The tempting hook of this logic is that it nicely reflects Naomi Klein’s thesis put forth in the `Shock Doctrine’ – her best selling book. According to Klein’s hypothesis – taken seriously enough by Stiglitz that he gave the book a generally positive review – we have been living in a epoch where the `forces of evil’ have developed a strategic approach to crises, be they man made (wars, collapses of nations) or natural (hurricanes, tsunamis, the like). A pattern emerges that one can see already from the September 1973 Chilean coup (actually it started before in Indonesia in the late 1960s) to 9-11 to the S. Asian tsunami. Some kind of event takes place which traumatizes a country or region. While the population remains in shock, unable to adequately respond to events, plans, which have been rotting in some neo-con’s drawer to radically restructure society both politically and economically quickly emerge, putting in place what amounts to neo-liberal policies (free markets usually free of state intervention or with a modest amount). Thus it was that conservative University of Chicago type economists, trying to tip toe around (and later justify) all the blood running in the streets, hit the ground running in Indonesia and Chile, the public education system of New Orleans was privatized and entire fishing communities on the east coast of India were replaced a chain of multi-national owned and built hotels.

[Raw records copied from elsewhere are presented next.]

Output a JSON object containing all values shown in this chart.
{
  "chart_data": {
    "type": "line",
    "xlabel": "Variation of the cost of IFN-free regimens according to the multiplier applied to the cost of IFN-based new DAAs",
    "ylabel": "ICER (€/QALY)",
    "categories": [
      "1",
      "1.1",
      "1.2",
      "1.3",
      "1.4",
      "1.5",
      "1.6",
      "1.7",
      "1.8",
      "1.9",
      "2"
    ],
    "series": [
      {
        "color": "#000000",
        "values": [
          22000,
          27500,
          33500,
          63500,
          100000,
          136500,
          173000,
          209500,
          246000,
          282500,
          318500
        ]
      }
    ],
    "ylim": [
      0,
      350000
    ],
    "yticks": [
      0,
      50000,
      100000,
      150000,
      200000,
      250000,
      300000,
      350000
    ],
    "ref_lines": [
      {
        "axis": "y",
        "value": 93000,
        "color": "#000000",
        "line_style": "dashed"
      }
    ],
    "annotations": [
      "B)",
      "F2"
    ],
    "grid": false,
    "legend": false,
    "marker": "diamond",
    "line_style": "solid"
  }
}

The argument in the case of the financial crisis goes more or less along the same lines…By not buying out Lehman Brothers – that financial institution that saw its birth hoarding slave-produced cotton before the Civil War – and letting it go under an unnecessary panic was created. As the crisis deepened it permitted the Bush Administration to put forth its own kind of financial bail out – one that put very few conditions on the financial sector and gave Paulson extraodinary powers to determine how $700 billion in taxpayers money would be spent. As many have noted, the Administration let home owners facing mortgage foreclosurers hang by their tootsies but came in decisively to bail out the banks and financial institutions that had crafted most of the bad loans in that sector. The key point here is that the Bush Administration understood that some kind of government bail out was necessary but hoped to accomplish it with as little state control of the private sector as possible. They understood that sooner or later a bailout was likely (because the depth of this financial crisic continues to reveal itself every week). Realistic enough to understand that things could not go on like this indefinitely, the Bush Administration engineered what might be called a `pre-emptive financial strike’ on the American people (and the world).

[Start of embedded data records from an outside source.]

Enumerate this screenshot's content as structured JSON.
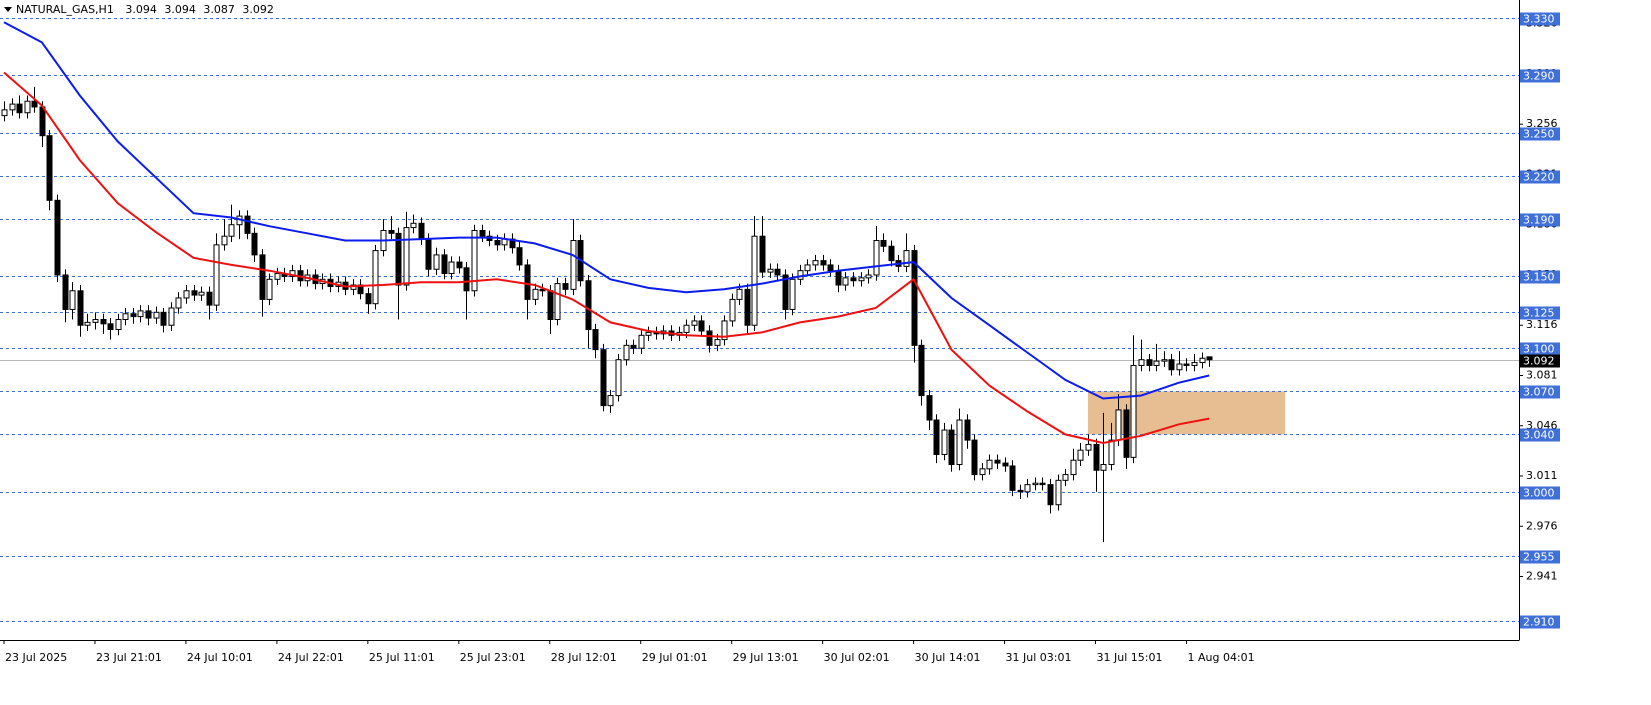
{
  "chart_data": {
    "type": "candlestick",
    "title": "NATURAL_GAS,H1",
    "up_color": "#ffffff",
    "down_color": "#000000",
    "candles": [
      [
        3.262,
        3.272,
        3.258,
        3.266
      ],
      [
        3.266,
        3.274,
        3.262,
        3.27
      ],
      [
        3.27,
        3.276,
        3.26,
        3.264
      ],
      [
        3.264,
        3.276,
        3.26,
        3.272
      ],
      [
        3.272,
        3.282,
        3.264,
        3.268
      ],
      [
        3.268,
        3.272,
        3.24,
        3.248
      ],
      [
        3.248,
        3.252,
        3.196,
        3.203
      ],
      [
        3.203,
        3.207,
        3.146,
        3.151
      ],
      [
        3.151,
        3.155,
        3.118,
        3.127
      ],
      [
        3.127,
        3.146,
        3.12,
        3.14
      ],
      [
        3.14,
        3.144,
        3.108,
        3.116
      ],
      [
        3.116,
        3.124,
        3.112,
        3.118
      ],
      [
        3.118,
        3.125,
        3.113,
        3.12
      ],
      [
        3.12,
        3.124,
        3.11,
        3.117
      ],
      [
        3.117,
        3.121,
        3.106,
        3.113
      ],
      [
        3.113,
        3.124,
        3.109,
        3.12
      ],
      [
        3.12,
        3.128,
        3.116,
        3.124
      ],
      [
        3.124,
        3.128,
        3.117,
        3.122
      ],
      [
        3.122,
        3.13,
        3.118,
        3.126
      ],
      [
        3.126,
        3.13,
        3.116,
        3.121
      ],
      [
        3.121,
        3.129,
        3.117,
        3.125
      ],
      [
        3.125,
        3.128,
        3.111,
        3.116
      ],
      [
        3.116,
        3.132,
        3.112,
        3.128
      ],
      [
        3.128,
        3.139,
        3.124,
        3.135
      ],
      [
        3.135,
        3.144,
        3.131,
        3.14
      ],
      [
        3.14,
        3.144,
        3.133,
        3.137
      ],
      [
        3.137,
        3.143,
        3.133,
        3.139
      ],
      [
        3.139,
        3.143,
        3.12,
        3.13
      ],
      [
        3.13,
        3.18,
        3.126,
        3.172
      ],
      [
        3.172,
        3.19,
        3.168,
        3.178
      ],
      [
        3.178,
        3.2,
        3.174,
        3.186
      ],
      [
        3.186,
        3.196,
        3.176,
        3.192
      ],
      [
        3.192,
        3.196,
        3.176,
        3.18
      ],
      [
        3.18,
        3.184,
        3.16,
        3.165
      ],
      [
        3.165,
        3.169,
        3.122,
        3.134
      ],
      [
        3.134,
        3.152,
        3.13,
        3.148
      ],
      [
        3.148,
        3.156,
        3.144,
        3.152
      ],
      [
        3.152,
        3.156,
        3.146,
        3.15
      ],
      [
        3.15,
        3.158,
        3.146,
        3.154
      ],
      [
        3.154,
        3.158,
        3.143,
        3.147
      ],
      [
        3.147,
        3.155,
        3.143,
        3.151
      ],
      [
        3.151,
        3.155,
        3.141,
        3.145
      ],
      [
        3.145,
        3.152,
        3.141,
        3.148
      ],
      [
        3.148,
        3.152,
        3.139,
        3.143
      ],
      [
        3.143,
        3.15,
        3.139,
        3.146
      ],
      [
        3.146,
        3.15,
        3.137,
        3.141
      ],
      [
        3.141,
        3.148,
        3.137,
        3.144
      ],
      [
        3.144,
        3.148,
        3.134,
        3.138
      ],
      [
        3.138,
        3.142,
        3.124,
        3.131
      ],
      [
        3.131,
        3.172,
        3.127,
        3.168
      ],
      [
        3.168,
        3.19,
        3.164,
        3.182
      ],
      [
        3.182,
        3.192,
        3.176,
        3.18
      ],
      [
        3.18,
        3.184,
        3.12,
        3.144
      ],
      [
        3.144,
        3.195,
        3.14,
        3.184
      ],
      [
        3.184,
        3.193,
        3.18,
        3.187
      ],
      [
        3.187,
        3.191,
        3.172,
        3.176
      ],
      [
        3.176,
        3.18,
        3.15,
        3.155
      ],
      [
        3.155,
        3.17,
        3.151,
        3.165
      ],
      [
        3.165,
        3.169,
        3.148,
        3.152
      ],
      [
        3.152,
        3.164,
        3.148,
        3.16
      ],
      [
        3.16,
        3.164,
        3.152,
        3.156
      ],
      [
        3.156,
        3.16,
        3.12,
        3.14
      ],
      [
        3.14,
        3.186,
        3.136,
        3.182
      ],
      [
        3.182,
        3.186,
        3.174,
        3.178
      ],
      [
        3.178,
        3.182,
        3.171,
        3.175
      ],
      [
        3.175,
        3.179,
        3.168,
        3.172
      ],
      [
        3.172,
        3.18,
        3.168,
        3.176
      ],
      [
        3.176,
        3.18,
        3.166,
        3.17
      ],
      [
        3.17,
        3.174,
        3.154,
        3.158
      ],
      [
        3.158,
        3.162,
        3.12,
        3.134
      ],
      [
        3.134,
        3.145,
        3.13,
        3.141
      ],
      [
        3.141,
        3.145,
        3.136,
        3.14
      ],
      [
        3.14,
        3.144,
        3.11,
        3.12
      ],
      [
        3.12,
        3.149,
        3.116,
        3.145
      ],
      [
        3.145,
        3.149,
        3.137,
        3.141
      ],
      [
        3.141,
        3.19,
        3.137,
        3.175
      ],
      [
        3.175,
        3.179,
        3.143,
        3.147
      ],
      [
        3.147,
        3.151,
        3.1,
        3.113
      ],
      [
        3.113,
        3.117,
        3.093,
        3.099
      ],
      [
        3.099,
        3.103,
        3.056,
        3.06
      ],
      [
        3.06,
        3.071,
        3.055,
        3.067
      ],
      [
        3.067,
        3.096,
        3.063,
        3.092
      ],
      [
        3.092,
        3.106,
        3.088,
        3.102
      ],
      [
        3.102,
        3.106,
        3.096,
        3.1
      ],
      [
        3.1,
        3.113,
        3.096,
        3.109
      ],
      [
        3.109,
        3.115,
        3.105,
        3.111
      ],
      [
        3.111,
        3.115,
        3.106,
        3.11
      ],
      [
        3.11,
        3.116,
        3.106,
        3.112
      ],
      [
        3.112,
        3.116,
        3.105,
        3.109
      ],
      [
        3.109,
        3.115,
        3.105,
        3.111
      ],
      [
        3.111,
        3.12,
        3.107,
        3.116
      ],
      [
        3.116,
        3.123,
        3.112,
        3.119
      ],
      [
        3.119,
        3.123,
        3.108,
        3.112
      ],
      [
        3.112,
        3.116,
        3.097,
        3.102
      ],
      [
        3.102,
        3.11,
        3.098,
        3.106
      ],
      [
        3.106,
        3.123,
        3.102,
        3.119
      ],
      [
        3.119,
        3.138,
        3.115,
        3.134
      ],
      [
        3.134,
        3.145,
        3.13,
        3.141
      ],
      [
        3.141,
        3.145,
        3.11,
        3.116
      ],
      [
        3.116,
        3.192,
        3.112,
        3.178
      ],
      [
        3.178,
        3.192,
        3.149,
        3.153
      ],
      [
        3.153,
        3.159,
        3.149,
        3.155
      ],
      [
        3.155,
        3.159,
        3.147,
        3.151
      ],
      [
        3.151,
        3.155,
        3.12,
        3.127
      ],
      [
        3.127,
        3.152,
        3.123,
        3.148
      ],
      [
        3.148,
        3.158,
        3.144,
        3.154
      ],
      [
        3.154,
        3.162,
        3.15,
        3.158
      ],
      [
        3.158,
        3.165,
        3.154,
        3.161
      ],
      [
        3.161,
        3.165,
        3.154,
        3.158
      ],
      [
        3.158,
        3.162,
        3.15,
        3.154
      ],
      [
        3.154,
        3.158,
        3.139,
        3.144
      ],
      [
        3.144,
        3.153,
        3.14,
        3.149
      ],
      [
        3.149,
        3.153,
        3.143,
        3.147
      ],
      [
        3.147,
        3.153,
        3.143,
        3.149
      ],
      [
        3.149,
        3.155,
        3.145,
        3.151
      ],
      [
        3.151,
        3.185,
        3.147,
        3.175
      ],
      [
        3.175,
        3.18,
        3.167,
        3.171
      ],
      [
        3.171,
        3.175,
        3.157,
        3.161
      ],
      [
        3.161,
        3.165,
        3.153,
        3.157
      ],
      [
        3.157,
        3.18,
        3.153,
        3.168
      ],
      [
        3.168,
        3.172,
        3.09,
        3.102
      ],
      [
        3.102,
        3.106,
        3.06,
        3.067
      ],
      [
        3.067,
        3.071,
        3.043,
        3.05
      ],
      [
        3.05,
        3.054,
        3.02,
        3.026
      ],
      [
        3.026,
        3.048,
        3.022,
        3.043
      ],
      [
        3.043,
        3.047,
        3.014,
        3.019
      ],
      [
        3.019,
        3.058,
        3.015,
        3.05
      ],
      [
        3.05,
        3.054,
        3.03,
        3.036
      ],
      [
        3.036,
        3.04,
        3.008,
        3.012
      ],
      [
        3.012,
        3.02,
        3.008,
        3.016
      ],
      [
        3.016,
        3.026,
        3.012,
        3.022
      ],
      [
        3.022,
        3.026,
        3.016,
        3.02
      ],
      [
        3.02,
        3.024,
        3.014,
        3.018
      ],
      [
        3.018,
        3.022,
        2.997,
        3.001
      ],
      [
        3.001,
        3.005,
        2.995,
        3.0
      ],
      [
        3.0,
        3.009,
        2.996,
        3.005
      ],
      [
        3.005,
        3.01,
        3.001,
        3.006
      ],
      [
        3.006,
        3.01,
        3.001,
        3.005
      ],
      [
        3.005,
        3.009,
        2.985,
        2.991
      ],
      [
        2.991,
        3.012,
        2.987,
        3.008
      ],
      [
        3.008,
        3.016,
        3.004,
        3.012
      ],
      [
        3.012,
        3.03,
        3.008,
        3.022
      ],
      [
        3.022,
        3.034,
        3.018,
        3.029
      ],
      [
        3.029,
        3.04,
        3.025,
        3.033
      ],
      [
        3.033,
        3.037,
        3.0,
        3.015
      ],
      [
        3.015,
        3.055,
        2.965,
        3.019
      ],
      [
        3.019,
        3.048,
        3.015,
        3.036
      ],
      [
        3.036,
        3.068,
        3.032,
        3.057
      ],
      [
        3.057,
        3.061,
        3.016,
        3.024
      ],
      [
        3.024,
        3.109,
        3.02,
        3.088
      ],
      [
        3.088,
        3.106,
        3.084,
        3.092
      ],
      [
        3.092,
        3.096,
        3.084,
        3.088
      ],
      [
        3.088,
        3.103,
        3.084,
        3.091
      ],
      [
        3.091,
        3.098,
        3.087,
        3.092
      ],
      [
        3.092,
        3.096,
        3.081,
        3.085
      ],
      [
        3.085,
        3.098,
        3.081,
        3.089
      ],
      [
        3.089,
        3.093,
        3.084,
        3.088
      ],
      [
        3.088,
        3.096,
        3.084,
        3.09
      ],
      [
        3.09,
        3.097,
        3.086,
        3.093
      ],
      [
        3.094,
        3.094,
        3.087,
        3.092
      ]
    ],
    "ma": [
      {
        "color": "#0a1cf0",
        "x": [
          0,
          5,
          10,
          15,
          20,
          25,
          30,
          35,
          40,
          45,
          50,
          55,
          60,
          65,
          70,
          75,
          80,
          85,
          90,
          95,
          100,
          105,
          110,
          115,
          120,
          125,
          130,
          135,
          140,
          145,
          150,
          155,
          159
        ],
        "values": [
          3.327,
          3.313,
          3.276,
          3.244,
          3.219,
          3.194,
          3.191,
          3.185,
          3.18,
          3.175,
          3.175,
          3.176,
          3.177,
          3.177,
          3.173,
          3.165,
          3.148,
          3.142,
          3.139,
          3.141,
          3.145,
          3.15,
          3.154,
          3.157,
          3.16,
          3.135,
          3.116,
          3.097,
          3.078,
          3.065,
          3.067,
          3.076,
          3.081
        ]
      },
      {
        "color": "#f01010",
        "x": [
          0,
          5,
          10,
          15,
          20,
          25,
          30,
          35,
          40,
          45,
          50,
          55,
          60,
          65,
          70,
          75,
          80,
          85,
          90,
          95,
          100,
          105,
          110,
          115,
          120,
          125,
          130,
          135,
          140,
          145,
          150,
          155,
          159
        ],
        "values": [
          3.292,
          3.269,
          3.231,
          3.201,
          3.181,
          3.163,
          3.158,
          3.154,
          3.149,
          3.143,
          3.144,
          3.146,
          3.146,
          3.148,
          3.144,
          3.134,
          3.118,
          3.112,
          3.109,
          3.108,
          3.111,
          3.118,
          3.122,
          3.128,
          3.148,
          3.099,
          3.074,
          3.056,
          3.04,
          3.034,
          3.039,
          3.047,
          3.051
        ]
      }
    ],
    "levels": [
      {
        "value": 3.33,
        "label": "3.330"
      },
      {
        "value": 3.29,
        "label": "3.290"
      },
      {
        "value": 3.25,
        "label": "3.250"
      },
      {
        "value": 3.22,
        "label": "3.220"
      },
      {
        "value": 3.19,
        "label": "3.190"
      },
      {
        "value": 3.15,
        "label": "3.150"
      },
      3.125,
      {
        "value": 3.1,
        "label": "3.100"
      },
      {
        "value": 3.07,
        "label": "3.070"
      },
      {
        "value": 3.04,
        "label": "3.040"
      },
      {
        "value": 3,
        "label": "3.000"
      },
      2.955,
      {
        "value": 2.91,
        "label": "2.910"
      }
    ],
    "level_color": "#3f6fd8",
    "zone": {
      "color": "#e3b27f",
      "x": [
        143,
        169
      ],
      "y": [
        3.04,
        3.07
      ]
    },
    "xlim": [
      -0.53,
      199.87
    ],
    "ylim": [
      2.8968,
      3.3425
    ],
    "yticks": [
      2.941,
      2.976,
      3.011,
      3.046,
      3.081,
      3.116,
      3.151,
      3.186,
      3.221,
      3.256,
      3.291,
      3.326
    ],
    "xticks": [
      {
        "value": 0,
        "label": "23 Jul 2025"
      },
      {
        "value": 12,
        "label": "23 Jul 21:01"
      },
      {
        "value": 24,
        "label": "24 Jul 10:01"
      },
      {
        "value": 36,
        "label": "24 Jul 22:01"
      },
      {
        "value": 48,
        "label": "25 Jul 11:01"
      },
      {
        "value": 60,
        "label": "25 Jul 23:01"
      },
      {
        "value": 72,
        "label": "28 Jul 12:01"
      },
      {
        "value": 84,
        "label": "29 Jul 01:01"
      },
      {
        "value": 96,
        "label": "29 Jul 13:01"
      },
      {
        "value": 108,
        "label": "30 Jul 02:01"
      },
      {
        "value": 120,
        "label": "30 Jul 14:01"
      },
      {
        "value": 132,
        "label": "31 Jul 03:01"
      },
      {
        "value": 144,
        "label": "31 Jul 15:01"
      },
      {
        "value": 156,
        "label": "1 Aug 04:01"
      }
    ]
  }
}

It seems to have worked quite well (from their perspective). Yes, in the end, because of the first rejection of the plan by the House of Representative (in response to a national protest in which calls to congressmen were coming in at a rate of 200 to 1 against the proposal), a few crumbs wer thrown to the masses that the Democrats are trying to give the impression are quite significant. They are not. But the precedent has been set: the government has given $700 billion to the market with very few strings. Thus the state will intervene in the markets but very politely and with few strings attached. With mild interest, John Maynard Keynes will turn over a few times in his grave. eorge Bush, Henry Paulson and Bank of America will be content. Of course the financial crisis will also deepen as so little of the fundamentals – a financial sector still out of control – have been addressed.

So…was it planned? Or did `things’ just unfold this way?

I don’t know that we’ll ever know, but then, does it really matter?